El que había sido un precioso vestido de color rosa pastel, con flores bordadas con oro y plata, de cuidados detalles en la falda y en las mangas, largo hasta arrastrar los pies pero sin cola y ligeramente escotado sin llegar a mostrar los hombros... ahora estaba manchado de sangre. Desde su falda hasta su piel. El moño de su cabello, tan cuidadosamente trabajado, con una pequeña corona que sujetaba el velo, se había desecho y ahora los mechones pelirrojos caían por delante de su rostro lloroso, sin rastro ya del maquillaje que había cubierto sus pequeñas imperfecciones. Sus ojos verdes estaban enrojecidos, y las pecas de su nariz respingona habían desaparecido bajo el rubor.
En su regazo descansaba la cabeza inerte y sin vida de su padre. Había perdido la peluca color castaño, larga y con bucles, su favorita. A la altura de las costillas su elegante uniforme estaba empapado de sangre, y aún mantenía la mano encima la herida. La otra mano sujetaba su pistola.

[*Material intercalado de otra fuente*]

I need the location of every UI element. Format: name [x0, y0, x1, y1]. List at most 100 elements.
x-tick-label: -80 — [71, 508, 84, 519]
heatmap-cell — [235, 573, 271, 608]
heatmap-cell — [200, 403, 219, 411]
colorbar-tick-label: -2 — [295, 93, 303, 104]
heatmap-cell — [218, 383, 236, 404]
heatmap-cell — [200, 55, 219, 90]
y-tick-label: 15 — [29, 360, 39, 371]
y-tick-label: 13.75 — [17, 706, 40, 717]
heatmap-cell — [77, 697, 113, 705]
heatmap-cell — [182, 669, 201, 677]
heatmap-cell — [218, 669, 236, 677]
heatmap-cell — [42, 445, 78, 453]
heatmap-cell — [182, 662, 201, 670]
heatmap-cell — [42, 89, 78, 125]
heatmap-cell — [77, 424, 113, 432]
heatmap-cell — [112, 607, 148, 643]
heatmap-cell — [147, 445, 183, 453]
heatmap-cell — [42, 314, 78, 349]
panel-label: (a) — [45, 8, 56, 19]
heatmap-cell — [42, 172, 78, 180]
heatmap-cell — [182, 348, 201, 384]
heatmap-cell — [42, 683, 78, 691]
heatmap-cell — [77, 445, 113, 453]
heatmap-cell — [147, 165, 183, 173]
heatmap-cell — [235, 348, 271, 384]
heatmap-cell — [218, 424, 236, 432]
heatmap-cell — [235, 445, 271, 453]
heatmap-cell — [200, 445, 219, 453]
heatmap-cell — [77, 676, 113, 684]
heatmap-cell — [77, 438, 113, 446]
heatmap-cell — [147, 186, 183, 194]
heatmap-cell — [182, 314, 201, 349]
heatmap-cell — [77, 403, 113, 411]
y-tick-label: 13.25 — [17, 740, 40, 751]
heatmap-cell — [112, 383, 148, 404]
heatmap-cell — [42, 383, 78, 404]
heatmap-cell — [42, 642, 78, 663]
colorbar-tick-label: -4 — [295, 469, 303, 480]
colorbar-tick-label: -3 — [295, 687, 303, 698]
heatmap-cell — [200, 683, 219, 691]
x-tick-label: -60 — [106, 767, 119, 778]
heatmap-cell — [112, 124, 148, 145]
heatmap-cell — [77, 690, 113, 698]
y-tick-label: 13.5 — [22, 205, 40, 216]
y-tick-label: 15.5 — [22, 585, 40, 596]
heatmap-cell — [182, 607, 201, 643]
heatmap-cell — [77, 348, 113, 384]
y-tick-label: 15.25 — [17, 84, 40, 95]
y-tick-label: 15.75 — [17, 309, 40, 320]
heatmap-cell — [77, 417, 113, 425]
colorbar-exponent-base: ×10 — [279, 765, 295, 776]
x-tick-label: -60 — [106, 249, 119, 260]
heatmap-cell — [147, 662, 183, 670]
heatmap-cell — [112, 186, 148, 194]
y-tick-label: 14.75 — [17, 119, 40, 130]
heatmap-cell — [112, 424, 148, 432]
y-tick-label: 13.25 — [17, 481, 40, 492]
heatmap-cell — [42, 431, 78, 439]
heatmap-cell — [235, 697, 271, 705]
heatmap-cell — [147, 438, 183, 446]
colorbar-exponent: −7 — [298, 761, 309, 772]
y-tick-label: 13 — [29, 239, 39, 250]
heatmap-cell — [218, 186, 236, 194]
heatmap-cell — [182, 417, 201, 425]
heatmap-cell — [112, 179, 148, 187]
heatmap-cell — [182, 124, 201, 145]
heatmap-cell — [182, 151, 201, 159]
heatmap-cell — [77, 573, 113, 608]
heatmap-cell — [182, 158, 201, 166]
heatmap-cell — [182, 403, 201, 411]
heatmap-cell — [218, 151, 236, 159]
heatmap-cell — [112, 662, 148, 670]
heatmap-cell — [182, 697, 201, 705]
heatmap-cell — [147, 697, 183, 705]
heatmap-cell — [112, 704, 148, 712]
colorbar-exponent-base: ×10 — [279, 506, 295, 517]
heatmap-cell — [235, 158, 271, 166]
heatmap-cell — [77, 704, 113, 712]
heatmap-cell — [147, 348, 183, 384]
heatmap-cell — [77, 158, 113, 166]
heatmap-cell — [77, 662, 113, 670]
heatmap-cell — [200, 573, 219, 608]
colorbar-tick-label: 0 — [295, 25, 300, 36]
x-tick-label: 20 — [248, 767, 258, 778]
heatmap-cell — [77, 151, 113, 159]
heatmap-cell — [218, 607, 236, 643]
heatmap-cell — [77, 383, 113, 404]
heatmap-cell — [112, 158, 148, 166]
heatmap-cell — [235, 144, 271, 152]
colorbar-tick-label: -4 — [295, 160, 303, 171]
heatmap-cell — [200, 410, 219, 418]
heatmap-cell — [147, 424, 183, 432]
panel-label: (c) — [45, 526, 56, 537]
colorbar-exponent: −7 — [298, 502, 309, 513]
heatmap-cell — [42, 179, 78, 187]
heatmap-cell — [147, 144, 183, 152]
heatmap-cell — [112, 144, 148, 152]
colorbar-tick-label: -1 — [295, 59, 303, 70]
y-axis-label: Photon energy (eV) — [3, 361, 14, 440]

A unos dos metros de ellos, con su mejor vestido, estaba su madre, bocabajo, tan quieta como el resto de invitados de la boda, su sangre emanaba de su cuello. Mantenía los ojos y los labios abiertos.
Logró moverse, dejando con cuidado la cabeza de su padre en el suelo, y se arrastró hasta un hombre joven, vestido también con uniforme... ya no quedaba nada de sus colores azules y blancos, todo era rojo, más claro o más oscuro. Había muerto luchando, y tenía una docena de heridas en su cuerpo, cortes, estocadas, arañazos, e incluso moratones.
Se inclinó sobre él y besó sus labios ensangrentados.
El matrimonio había sido concertado, pero realmente se amaban. Había tenido aquella suerte, y ahora se lo habían arrebatado.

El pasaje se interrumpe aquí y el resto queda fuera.